HOMILY FOR THE 24TH SUNDAY IN ORDINARY TIME YEAR A.
BY: Fr. Gerald M. MUSA.
In a podcast interview (Zero Conditions Podcast), A Nigerian entertainer, Joeboy recently discussed how he finds it difficult to forgive someone who has wronged him and move past the offence. In his words, “It’s hard for me to forgive and forget, I can’t lie. I’m sorry but I’m trying though. I can hold a grudge because one thing I like to do when it comes to relationships with people is to make sure I do everything right…So when someone acts funny with me I take it personally because I’d never do that to you, why are you doing that to me? That’s why I take it personally.” Like Joeboy, we all have moments when we find it difficult to forgive friends, family members and acquaintances who hurt us. Often, we are selective about who, what, and when to forgive.
Forgiveness and reconciliation are twin virtues that hold a relationship whether it is interpersonal, interethnic or interreligious relationship. One of the hardest things to do is to forgive those who are mean to us; to forgive those who have done or said terrible things against us, or even to forgive those who continue to put us down and those who hate us with disdain.
How can you tell a wife to forgive her husband who constantly treats her badly? How can you tell a husband to forgive a wife who continuously hurts him with her offensive speech? How can you convince parents to forgive children who are bent on behaving badly? How do you convince brothers or sisters to forgive each other after having bitter arguments? We learn about how to forgive from our families.
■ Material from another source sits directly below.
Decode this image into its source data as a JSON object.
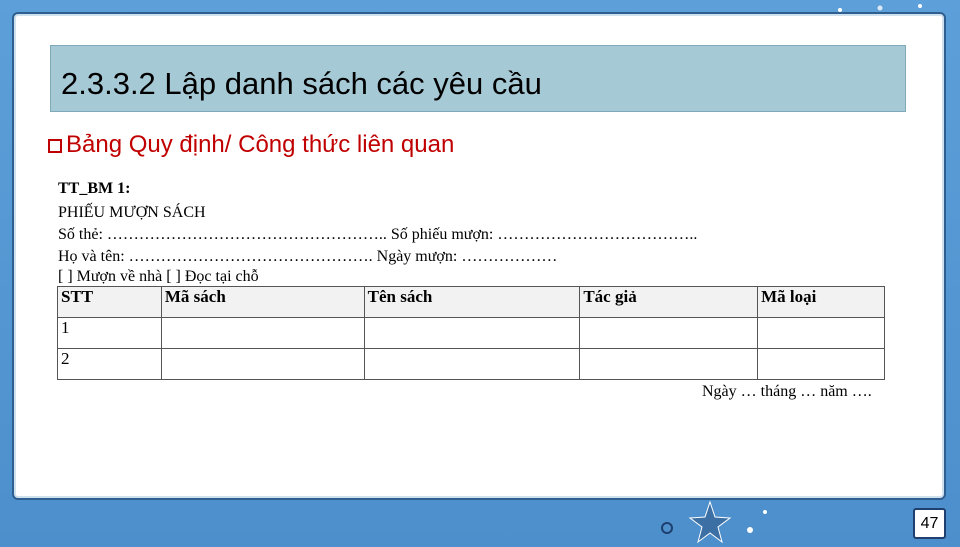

How do you forgive those who bully you at school or in your workplace and how do you forgive people who are mean to you even when you are kind to them; people who yell at you even when you are gentle with them; people who offend you and are too proud to say ‘I am sorry’ or forgive people who refuse to say ‘thank you’ when you have shown them act of kindness.
Have you ever found yourself in a situation where it was difficult to forgive someone who offended you? Yes, forgiveness can be very hard in certain situations, and for this reason, it takes such a long time before we bring ourselves to forgive our offenders, especially when they are people we trust so much. The first step towards forgiveness is the willingness to say ‘Yes, I forgive.’ It really takes a lot of courage to forgive. The second step is to ask for the help of God by admitting, ‘God, I really want to forgive, but I do not know how to forgive; help me to forgive totally and completely from the depth of my heart.
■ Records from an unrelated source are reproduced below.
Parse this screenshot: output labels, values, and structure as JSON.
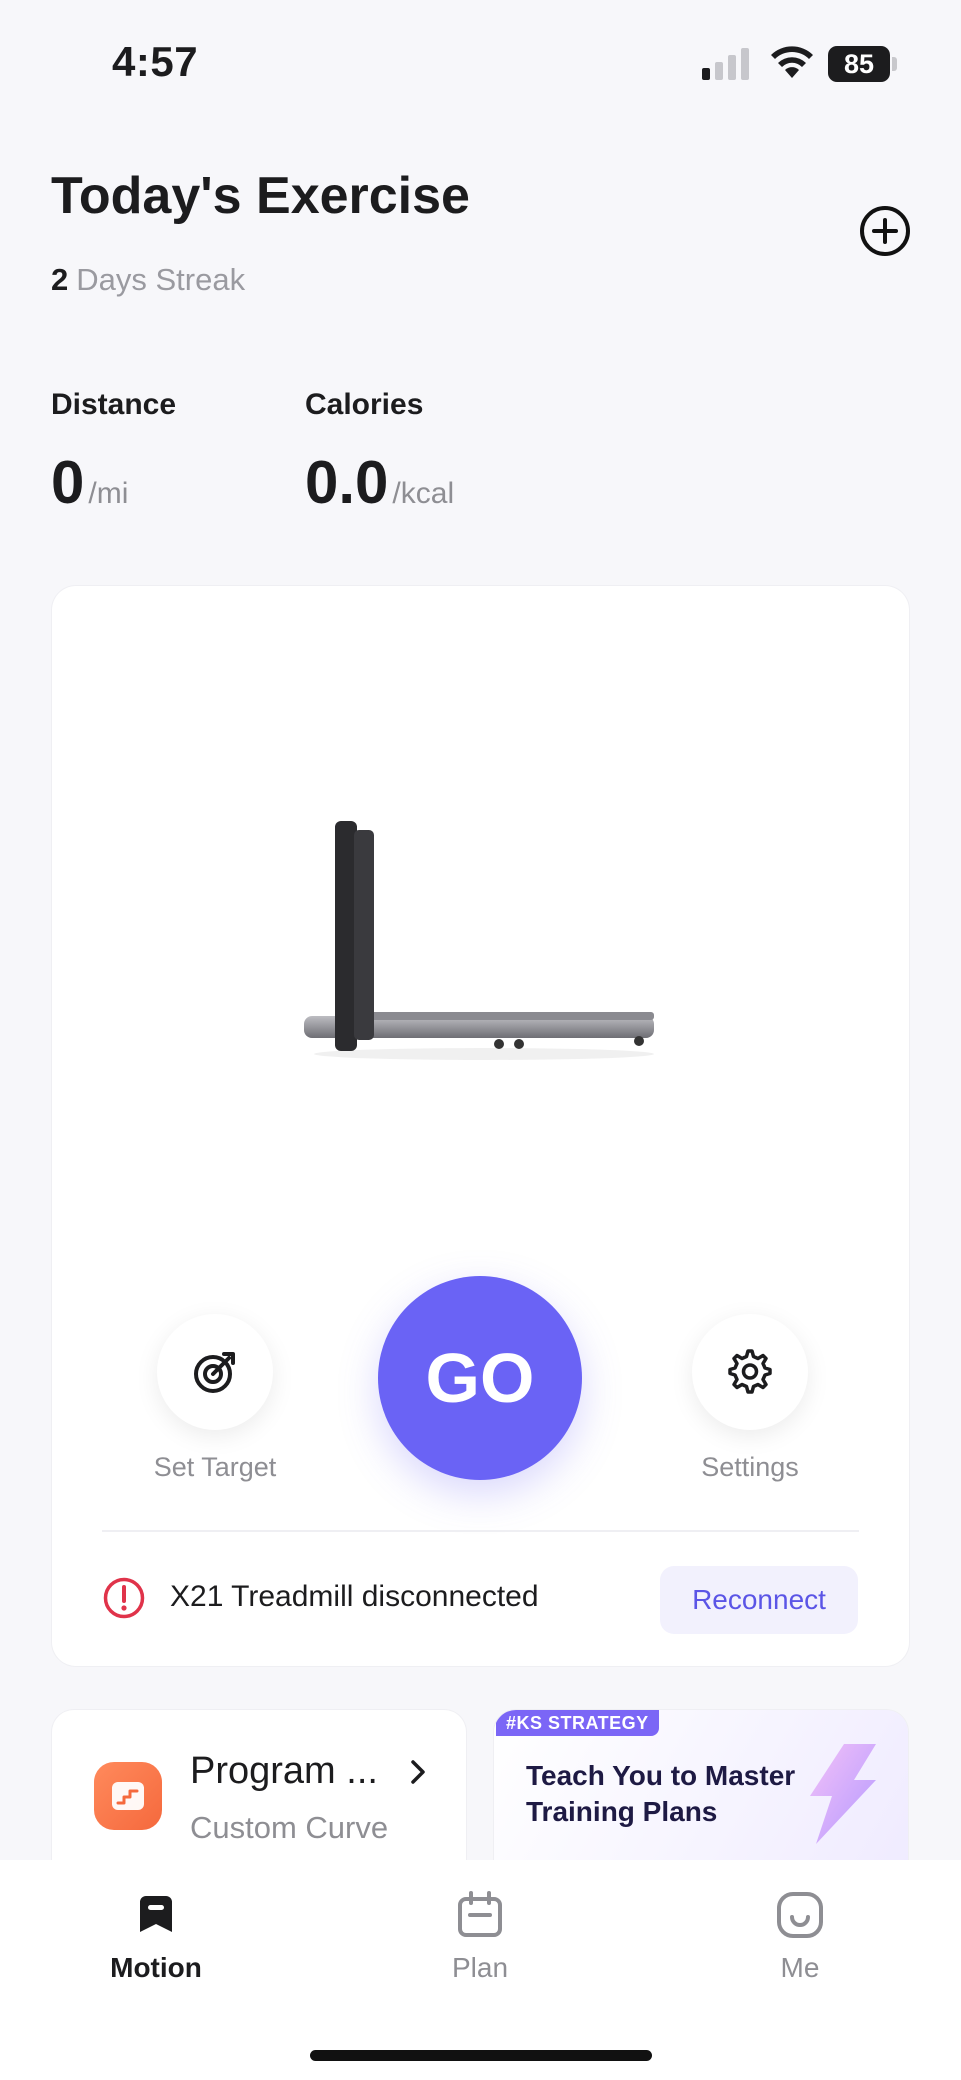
{
  "status_bar": {
    "time": "4:57",
    "battery": "85"
  },
  "header": {
    "title": "Today's Exercise",
    "streak_count": "2",
    "streak_label": "Days Streak"
  },
  "stats": {
    "distance": {
      "label": "Distance",
      "value": "0",
      "unit": "/mi"
    },
    "calories": {
      "label": "Calories",
      "value": "0.0",
      "unit": "/kcal"
    }
  },
  "device_card": {
    "set_target_label": "Set Target",
    "go_label": "GO",
    "settings_label": "Settings",
    "alert_text": "X21 Treadmill disconnected",
    "reconnect_label": "Reconnect"
  },
  "program_card": {
    "title": "Program ...",
    "subtitle": "Custom Curve"
  },
  "strategy_card": {
    "tag": "#KS STRATEGY",
    "title": "Teach You to Master Training Plans"
  },
  "tabs": [
    {
      "label": "Motion",
      "icon": "motion-icon",
      "active": true
    },
    {
      "label": "Plan",
      "icon": "calendar-icon",
      "active": false
    },
    {
      "label": "Me",
      "icon": "face-icon",
      "active": false
    }
  ],
  "colors": {
    "accent": "#6a63f5",
    "alert": "#e0334a",
    "program_icon": "#f5693d",
    "tag": "#7b66f6"
  }
}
There are times when people offend us and we say, ‘No problem’ or ‘No worries’ and at the same time, we are seeking vengeance in our hearts. Jesus tells us about the number of times to forgive those who offend us: seventy times seven times, which means we should forgive countless times. To forgive simply means to give another chance to the person who continues to offend us until that person realises his or her mistake and repents.
These quotations from the scriptures speak to us about the importance of forgiveness and how God rewards us when we forgive others: “Forgive your neighbour’s injustice; then when you pray, your own sins will be forgiven. Could anyone nourish anger against another and expect healing from the LORD?” (Sirach 28:2-4).
Jesus poses a powerful question to his listeners: “Should you not have had pity on your fellow servant, as I had pity on you?’ (Matthew 18:33). Do you notice that each time we say the Lord’s Prayer we normally ask God to ‘forgive us our sins as we forgive those who sin against us’? Every day we sin against God in many ways, by the way we talk; by the way we behave; by the way we think and even by our attitude of ingratitude, and yet he continues to forgive us and continues to wait for us to change and become better people. When we ask him to forgive us as we forgive others, we are making a promise to him that we are going to forgive the many people who offend us.
Forgiveness paves the road to reconciliation and vice versa. Having had a spiral of vengeance, it is high time to tow the path of forgiveness and reconciliation for the sake of peace. Just as forgiving 70X7 is not easy, so is the process of reconciliation cumbersome. At the moment, we really need forgiveness, healing and peace in our families, in our community and in all our relationships. Are we willing to take the first step towards forgiving someone who has betrayed us or treated us badly? As the saying goes “When you forgive, you heal. When you let go, you grow.”